20 Setembro, 2008

Eleições de 2010 começam agora

Se alguém quer uma demonstração da campanha eleitoral de 2010, quando o presidente Lula deixar o governo, basta prestar a atenção nas eleições municipais deste ano. Vai concluir que o ano 2010 começou mais cedo.

Claro que com os resultados do pleito de 5 de outubro deste ano todos saberão, à princípio, as primeiras cartas que terão nas mãos para o jogo de 2010.

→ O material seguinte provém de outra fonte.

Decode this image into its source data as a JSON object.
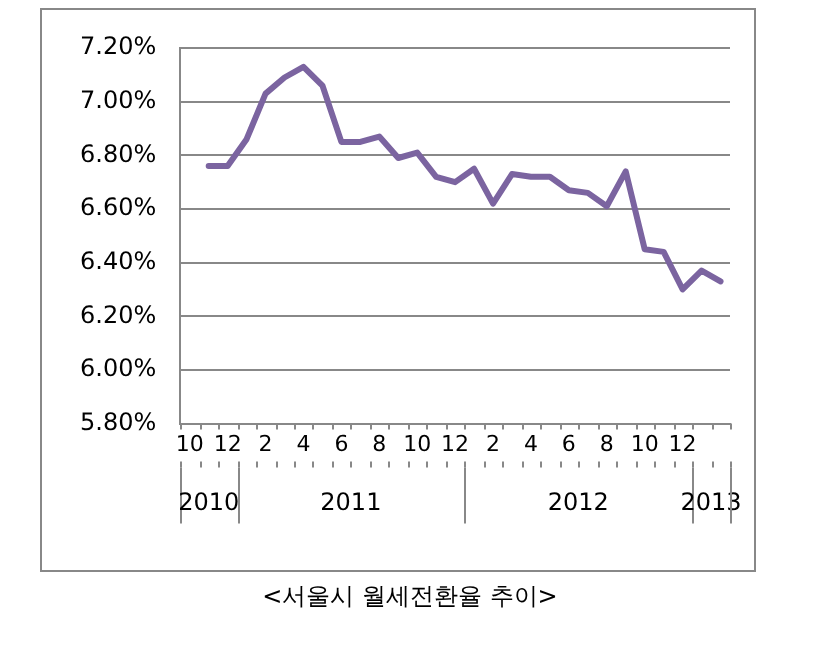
{
  "chart_data": {
    "type": "line",
    "categories": [
      "10",
      null,
      "12",
      null,
      "2",
      null,
      "4",
      null,
      "6",
      null,
      "8",
      null,
      "10",
      null,
      "12",
      null,
      "2",
      null,
      "4",
      null,
      "6",
      null,
      "8",
      null,
      "10",
      null,
      "12",
      null,
      null
    ],
    "series": [
      {
        "color": "#7b64a0",
        "values": [
          null,
          6.76,
          6.76,
          6.86,
          7.03,
          7.09,
          7.13,
          7.06,
          6.85,
          6.85,
          6.87,
          6.79,
          6.81,
          6.72,
          6.7,
          6.75,
          6.62,
          6.73,
          6.72,
          6.72,
          6.67,
          6.66,
          6.61,
          6.74,
          6.45,
          6.44,
          6.3,
          6.37,
          6.33
        ]
      }
    ],
    "ylim": [
      5.8,
      7.2
    ],
    "yticks": [
      {
        "value": 5.8,
        "label": "5.80%"
      },
      {
        "value": 6.0,
        "label": "6.00%"
      },
      {
        "value": 6.2,
        "label": "6.20%"
      },
      {
        "value": 6.4,
        "label": "6.40%"
      },
      {
        "value": 6.6,
        "label": "6.60%"
      },
      {
        "value": 6.8,
        "label": "6.80%"
      },
      {
        "value": 7.0,
        "label": "7.00%"
      },
      {
        "value": 7.2,
        "label": "7.20%"
      }
    ],
    "grid": "y",
    "legend": false,
    "marker": "none",
    "line_style": "solid",
    "annotations": [
      "2010",
      "2011",
      "2012",
      "2013",
      "<서울시 월세전환율 추이>"
    ]
  }
}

Pelo lado da oposição, é muito provável que a disputa pela prefeitura de São Paulo aumente ainda mais um racha há muito tempo existente no PSDB. Como bem relata a Folha de São Paulo, o governador José Serra contestou ontem Geraldo Alckmin, candidato de seu próprio partido, e saiu em defesa do prefeito e candidato à reeleição Gilberto Kassab (DEM). Pela manhã, Alckmin afirmou que a indicação de Kassab para a vice de Serra em 2004 fora produto de um golpe.

Irritado com a menção de seu nome, Serra reagiu só à noite e por intermédio da assessoria: "Lamento que a febre da disputa eleitoral acabe me envolvendo em ataques de campanha. A afirmação não é correta. Não houve golpe na indicação do nome, que foi feita pelo PFL, até porque quem me conhece sabe que pressão comigo não funciona. Por outro lado, como já afirmei em outras ocasiões, o Gilberto Kassab foi um vice leal e solidário. E, à frente da prefeitura, seguiu à risca nosso programa de governo".

No Palácio dos Bandeirantes, a avaliação é que Alckmin obrigou uma manifestação de Serra. Pela manhã, Alckmin afirmou que Serra não queria Kassab como vice e ameaçou desistir de concorrer quando o nome foi escolhido. "O Serra queria como candidato o Lars Grael [hoje no PPS, na época no PFL]. Depois se acertou, e já estava escolhido praticamente o Alexandre [de] Moraes [secretário municipal dos Transportes]. Houve um golpe na véspera da convenção, o Serra quase desistiu de ser candidato. Não é a forma adequada de fazer as coisas", acusou.

Alckmin também citou uma ferida antiga: a aliança entre DEM (PFL) e o PT pela eleição de Rodrigo Garcia para presidente da Assembléia Legislativa, em 2005.

"Deram [o DEM] um golpe junto com o PT na véspera da convenção, o sr. Rodrigo Garcia, que hoje está na prefeitura também. Nos derrotou unido com o PT."

Contido pelo coordenador de comunicação da campanha, Luiz Gonzalez, Kassab limitou-se a lembrar que Alckmin participara do processo de escolha de seu nome para a vice de Serra.

"Na época, ele [Alckmin] compunha a aliança, que foi muito importante para eleger o José Serra, eleger o Kassab, e ele estava também participando desse processo."

Em suas conversas, Kassab acusa Alckmin de comportamento "indigno". O presidente do DEM, Rodrigo Maia (RJ), alfinetou: "O eleitor não espera uma atitude tão agressiva de um homem de Deus, que dizem ser ligado à Opus Dei".

Por outro lado, o presidente Lula precisa fazer um malabarismo incrível para tentar conservar a sua base política intacta até 2010. Vai ser difícil. Um bom exemplo é ver a disputa em Natal (RN), única capital em que há chance real de duas mulheres chegarem ao segundo turno - ou de uma delas vencer ainda no primeiro -, a disputa é acirrada pela prefeitura e pelo apoio do presidente Luiz Inácio Lula da Silva. Isso porque a candidata Fátima Bezerra é do PT, partido de Lula, e a rival, Micarla de Sousa é do PV, partido da base aliada do governo.

Após apelos da petista, Lula entrou ativamente na campanha para tentar diminuir ainda mais a diferença. Nesta sexta-feira (19), o presidente participou de comício de Fátima e criticou os padrinhos políticos da candidata do PV.